Section 3 - Risk Analysis
There are many ways we can quantify risk, one of the most basic ways using the information we’ve gathered on daily percentage returns is by comparing the expected return with the standard deviation of the daily returns.
#Let's start by defining a new DataFrame as a clenaed version of the oriignal tech_rets DataFrame
rets = tech_rets.dropna()
area = np.pi*20
plt.scatter(rets.mean(), rets.std(),alpha = 0.5,s =area)
#Set the x and y limits of the plot (optional, remove this if you don't see anything in your plot)
plt.ylim([0.01,0.025])
plt.xlim([-0.003,0.004])
#Set the plot axis titles
plt.xlabel('Expected returns')
plt.ylabel('Risk')
#Label the scatter plots
for label, x, y in zip(rets.columns, rets.mean(), rets.std()):
plt.annotate(
label,
xy = (x, y), xytext = (50, 50),
textcoords = 'offset points', ha = 'right', va = 'bottom',
arrowprops = dict(arrowstyle = '-', connectionstyle = 'arc3,rad=-0.3'))
Value at Risk
Let’s go ahead and define a value at risk parameter for our stocks. We can treat value at risk as the amount of money we could expect to lose (aka putting at risk) for a given confidence interval. Theres several methods we can use for estimating a value at risk. Let’s go ahead and see some of them in action.
Value at risk using the “bootstrap” method
For this method we will calculate the empirical quantiles from a histogram of daily returns.
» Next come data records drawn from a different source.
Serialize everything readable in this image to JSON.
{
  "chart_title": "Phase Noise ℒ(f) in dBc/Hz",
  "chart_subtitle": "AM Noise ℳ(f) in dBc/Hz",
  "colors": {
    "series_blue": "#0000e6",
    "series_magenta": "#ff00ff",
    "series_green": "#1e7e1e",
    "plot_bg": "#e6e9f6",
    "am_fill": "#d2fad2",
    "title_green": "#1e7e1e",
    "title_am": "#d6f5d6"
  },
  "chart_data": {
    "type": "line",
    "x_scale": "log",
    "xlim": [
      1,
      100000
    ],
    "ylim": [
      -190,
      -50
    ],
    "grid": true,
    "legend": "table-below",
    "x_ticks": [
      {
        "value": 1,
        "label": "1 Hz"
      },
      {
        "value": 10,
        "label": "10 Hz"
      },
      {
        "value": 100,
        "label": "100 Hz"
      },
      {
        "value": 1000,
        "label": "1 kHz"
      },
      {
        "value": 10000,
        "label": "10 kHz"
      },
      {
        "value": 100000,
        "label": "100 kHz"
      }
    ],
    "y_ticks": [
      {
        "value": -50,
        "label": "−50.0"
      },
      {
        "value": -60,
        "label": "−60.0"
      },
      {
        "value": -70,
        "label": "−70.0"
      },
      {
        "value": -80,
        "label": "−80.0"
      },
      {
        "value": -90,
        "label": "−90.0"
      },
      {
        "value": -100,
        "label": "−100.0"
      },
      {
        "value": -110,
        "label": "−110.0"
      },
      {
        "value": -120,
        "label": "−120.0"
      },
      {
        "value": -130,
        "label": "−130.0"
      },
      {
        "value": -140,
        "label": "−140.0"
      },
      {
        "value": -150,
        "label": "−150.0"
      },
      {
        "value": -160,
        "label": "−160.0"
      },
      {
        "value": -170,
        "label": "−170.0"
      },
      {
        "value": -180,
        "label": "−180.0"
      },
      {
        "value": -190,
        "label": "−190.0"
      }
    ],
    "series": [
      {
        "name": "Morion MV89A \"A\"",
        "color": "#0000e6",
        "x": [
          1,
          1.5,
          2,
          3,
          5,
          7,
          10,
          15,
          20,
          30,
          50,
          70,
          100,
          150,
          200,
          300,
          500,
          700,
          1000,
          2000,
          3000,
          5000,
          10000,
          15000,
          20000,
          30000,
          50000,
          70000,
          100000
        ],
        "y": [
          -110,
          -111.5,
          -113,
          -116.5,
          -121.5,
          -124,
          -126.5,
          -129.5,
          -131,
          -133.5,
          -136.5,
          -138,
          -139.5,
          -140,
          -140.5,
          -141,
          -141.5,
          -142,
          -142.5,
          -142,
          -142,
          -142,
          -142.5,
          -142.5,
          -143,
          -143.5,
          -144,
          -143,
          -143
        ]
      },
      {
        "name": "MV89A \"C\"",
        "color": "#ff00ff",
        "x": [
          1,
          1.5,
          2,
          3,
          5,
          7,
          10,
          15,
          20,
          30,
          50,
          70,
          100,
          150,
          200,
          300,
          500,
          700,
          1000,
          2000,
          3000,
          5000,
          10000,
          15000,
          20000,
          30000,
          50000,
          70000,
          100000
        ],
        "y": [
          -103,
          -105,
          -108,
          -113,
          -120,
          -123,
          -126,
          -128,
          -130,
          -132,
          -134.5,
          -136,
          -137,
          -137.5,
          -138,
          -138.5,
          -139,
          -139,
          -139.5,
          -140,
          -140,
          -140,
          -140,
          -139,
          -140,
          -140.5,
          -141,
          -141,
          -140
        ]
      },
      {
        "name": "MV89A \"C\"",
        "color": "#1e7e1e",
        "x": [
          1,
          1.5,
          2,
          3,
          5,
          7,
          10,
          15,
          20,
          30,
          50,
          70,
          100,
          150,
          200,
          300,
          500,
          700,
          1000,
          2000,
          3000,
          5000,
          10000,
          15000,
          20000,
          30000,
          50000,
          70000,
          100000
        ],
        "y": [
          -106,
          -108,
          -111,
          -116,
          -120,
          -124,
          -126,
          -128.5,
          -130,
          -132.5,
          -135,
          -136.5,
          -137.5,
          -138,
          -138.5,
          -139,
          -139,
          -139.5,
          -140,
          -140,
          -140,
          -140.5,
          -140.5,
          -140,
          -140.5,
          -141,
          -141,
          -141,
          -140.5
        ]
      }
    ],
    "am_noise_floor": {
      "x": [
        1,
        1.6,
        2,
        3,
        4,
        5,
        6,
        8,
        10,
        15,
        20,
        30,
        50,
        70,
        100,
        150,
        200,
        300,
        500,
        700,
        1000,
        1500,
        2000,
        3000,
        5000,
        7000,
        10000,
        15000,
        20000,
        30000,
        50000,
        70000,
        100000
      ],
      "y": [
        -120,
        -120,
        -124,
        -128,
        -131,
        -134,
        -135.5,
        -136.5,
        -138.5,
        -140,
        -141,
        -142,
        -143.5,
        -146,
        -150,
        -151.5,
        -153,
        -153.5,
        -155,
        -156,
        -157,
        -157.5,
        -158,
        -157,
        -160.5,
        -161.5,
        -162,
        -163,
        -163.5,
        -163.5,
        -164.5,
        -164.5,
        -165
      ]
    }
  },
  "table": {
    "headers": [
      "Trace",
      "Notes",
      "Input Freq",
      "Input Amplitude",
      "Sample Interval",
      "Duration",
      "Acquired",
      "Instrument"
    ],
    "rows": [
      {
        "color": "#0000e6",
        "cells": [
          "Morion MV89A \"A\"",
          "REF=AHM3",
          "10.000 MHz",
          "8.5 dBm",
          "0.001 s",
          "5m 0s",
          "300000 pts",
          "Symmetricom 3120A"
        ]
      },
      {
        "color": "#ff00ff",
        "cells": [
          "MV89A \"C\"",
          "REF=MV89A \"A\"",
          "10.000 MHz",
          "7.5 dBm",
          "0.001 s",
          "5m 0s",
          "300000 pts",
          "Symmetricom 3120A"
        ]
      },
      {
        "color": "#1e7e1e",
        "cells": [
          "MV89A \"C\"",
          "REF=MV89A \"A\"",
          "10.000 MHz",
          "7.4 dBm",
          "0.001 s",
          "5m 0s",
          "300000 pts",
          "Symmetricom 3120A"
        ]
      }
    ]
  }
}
For more information on quantiles, check out this link: http://en.wikipedia.org/wiki/Quantile
# Note the use of dropna() here, otherwise the NaN values can't be read by seaborn
sns.distplot(AAPL['Daily Return'].dropna(),bins=100,color='purple')
Now we can use quantile to get the risk value for the stock.
# The 0.05 empirical quantile of daily returns
rets['AAPL'].quantile(0.05)
-0.03377112705414851
The 0.05 empirical quantile of daily returns is at -0.033. That means that with 95% confidence, our worst daily loss will not exceed 3%. If we have a 1 million dollar investment, our one-day 5% VaR is 0.03 * 1,000,000 = $30,000.